Re: Nautilus integration with SELinux
- From: Alexander Larsson <alexl redhat com>
- To: Ivan Gyurdiev <ivg2 cornell edu>
- Cc: nautilus-list gnome org, Daniel J Walsh <dwalsh redhat com>
- Subject: Re: Nautilus integration with SELinux
- Date: Fri, 03 Mar 2006 11:49:18 +0100
On Wed, 2006-03-01 at 07:54 -0500, Ivan Gyurdiev wrote:
> >> I think we want the users to be aware of SELinux and proactively manage
> >> it. It would be nice if SELinux would auto-manage itself, without the
> >> user needing to do anything, but it just doesn't work that way - it's
> >> another permissions system, which does the right thing most of the time,
> >> but needs oversight to do the right thing all the time.
> >>
> >
> > I'm pretty sure most desktop users would never want to touch SELinux
> > settings (and I'd say the same of e.g. the setuid bit and the full unix
> > permission set). If they have to its probably because it "broke" in some
> > interesting way, and not because they had a wish to use it.
> >
> I think the permissions of the file are certainly more important than
> say...emblems, or notes, or any of the other features Fedora nautilus
> currently presents in the Properties dialog. If the file can't be
> accessed properly by whatever needs to access it, then any emblems and
> notes on it are useless to me.
In a way I agree. Its fundamentally important that the permissions of a
file are right, or the file is useless to the user. However, that is not
a very interesting observation to base a UI design on. In practice, the
majority of users will be mostly managing files in their home directory,
where most files already have the correct permissions. Thus, in almost
all cases the permissions page is not very interesting, and things that
the user might actually want to use (such as notes and emblems) are more
important.
Now, there *are* cases where you want to modify the permissions. I'd
classify most such times in either of these categories:
* for some reason the permissions of a file is wrong, so you can't read
or write to it, and you want to fix this
* You want to share a file/folder with someone else
* You're doing system administration work
The focus of Nautilus is for user work, so of these categories the first
two are more important. If we can make that easier at the expense of an
extra click in the last case that is perfectly ok. I think something
like i describe at
http://mail.gnome.org/archives/nautilus-list/2006-January/msg00064.html
strikes a pretty good balance.
Its possible that there are some aspects or features of selinux that we
can make easily understandable and that are generally useful that we
could put on the main page, but the full selinux set of operations
probably has to go on the details page (along with things like setuid,
sticky bit, write-only permissions (or other even weirder unix
permission combinations), and ACLs).
> I suspect there are classes of users who are very
> conscious of permissions and document security, and it would be wrong to
> generalize that "users don't care about permissions".
There clearly are, and I'm not saying that we should make it impossible
for them to do what they want. But you have to realise that people like
this is a small fraction of the userbase, and we aren't optimising for
them.
> Nautilus should be moving in the opposite direction - provide
> users with more powerful management utilities, rather than strip out
> functionality further.
I've never said anything about stripping out functionality.
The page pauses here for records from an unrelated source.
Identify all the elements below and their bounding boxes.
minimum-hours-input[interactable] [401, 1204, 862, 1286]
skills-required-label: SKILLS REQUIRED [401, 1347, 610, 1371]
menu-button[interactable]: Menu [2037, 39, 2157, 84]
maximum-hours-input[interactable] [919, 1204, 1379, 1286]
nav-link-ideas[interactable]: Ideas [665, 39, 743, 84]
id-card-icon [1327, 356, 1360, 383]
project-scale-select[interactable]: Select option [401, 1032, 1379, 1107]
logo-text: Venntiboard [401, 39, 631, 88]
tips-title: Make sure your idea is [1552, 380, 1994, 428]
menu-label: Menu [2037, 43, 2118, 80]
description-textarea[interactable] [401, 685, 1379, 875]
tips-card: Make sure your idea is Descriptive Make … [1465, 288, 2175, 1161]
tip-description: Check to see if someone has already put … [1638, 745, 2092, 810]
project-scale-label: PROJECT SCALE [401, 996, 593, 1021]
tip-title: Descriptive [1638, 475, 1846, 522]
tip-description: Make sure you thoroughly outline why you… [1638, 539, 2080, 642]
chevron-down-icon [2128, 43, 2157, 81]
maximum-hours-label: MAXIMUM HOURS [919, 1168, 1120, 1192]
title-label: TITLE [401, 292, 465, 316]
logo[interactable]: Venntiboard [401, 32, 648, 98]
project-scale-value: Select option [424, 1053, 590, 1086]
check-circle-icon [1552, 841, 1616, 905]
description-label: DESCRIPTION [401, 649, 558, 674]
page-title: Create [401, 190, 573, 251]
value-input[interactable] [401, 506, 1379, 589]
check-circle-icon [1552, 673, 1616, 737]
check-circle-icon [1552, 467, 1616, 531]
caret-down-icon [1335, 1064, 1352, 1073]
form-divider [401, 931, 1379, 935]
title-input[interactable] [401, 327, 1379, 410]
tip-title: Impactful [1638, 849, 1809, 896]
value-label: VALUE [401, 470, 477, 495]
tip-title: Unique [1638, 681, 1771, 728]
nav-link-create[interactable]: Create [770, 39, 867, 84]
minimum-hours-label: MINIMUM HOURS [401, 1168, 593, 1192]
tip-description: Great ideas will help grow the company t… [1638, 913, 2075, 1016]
> I hear this assertion made repeatedly in places like fedora-devel,
> without any specific suggestions to back it up.
>
> There are many people working to make this technology better - it would
> be nice if we could be told why this is "overcomplicated black magic,"
> so we can correct the problem. We certainly aim to make SELinux easier
> to work, and integration with nautilus is a step in that direction.
>From my perspective as a developer, these are the issues I have with
selinux:
* Neither the setup (files in /etc somehow magically gets applied to the
filesystem) nor the terminology is immediately obvious
* Needs quite some time to learn (and I don't have time for that, I
need to get my work done)
* Seems to have no interesting usecases for me personally
* I only see it when it breaks something (and that is not uncommon)
I think this is pretty common amongst developers. This leads to
developers not learning how selinux work => black magic, and a feeling
of it being fragile due to it breaking stuff => overcomplicated.
I realise this is not a fair judgement. It probably wouldn't be black
magic if you learnt it, and it probably isn't overcomplicated for what
it achieves. However, I still personally feel all the above.
I'm not sure what you could do to change this perception of selinux.
Maybe just chug along working on it until all the kinks are worked out
and it stops causing issues. Or maybe you could come up with some
usecases that really exite the developers and make them really keen on
learning selinux so they can use it.
=-=-=-=-=-=-=-=-=-=-=-=-=-=-=-=-=-=-=-=-=-=-=-=-=-=-=-=-=-=-=-=-=-=-=-=-=-=
Alexander Larsson Red Hat, Inc
alexl redhat com alla lysator liu se
He's an uncontrollable guerilla senator plagued by the memory of his family's
brutal murder. She's a cold-hearted insomniac bodyguard who believes she is
the reincarnation of an ancient Egyptian queen. They fight crime!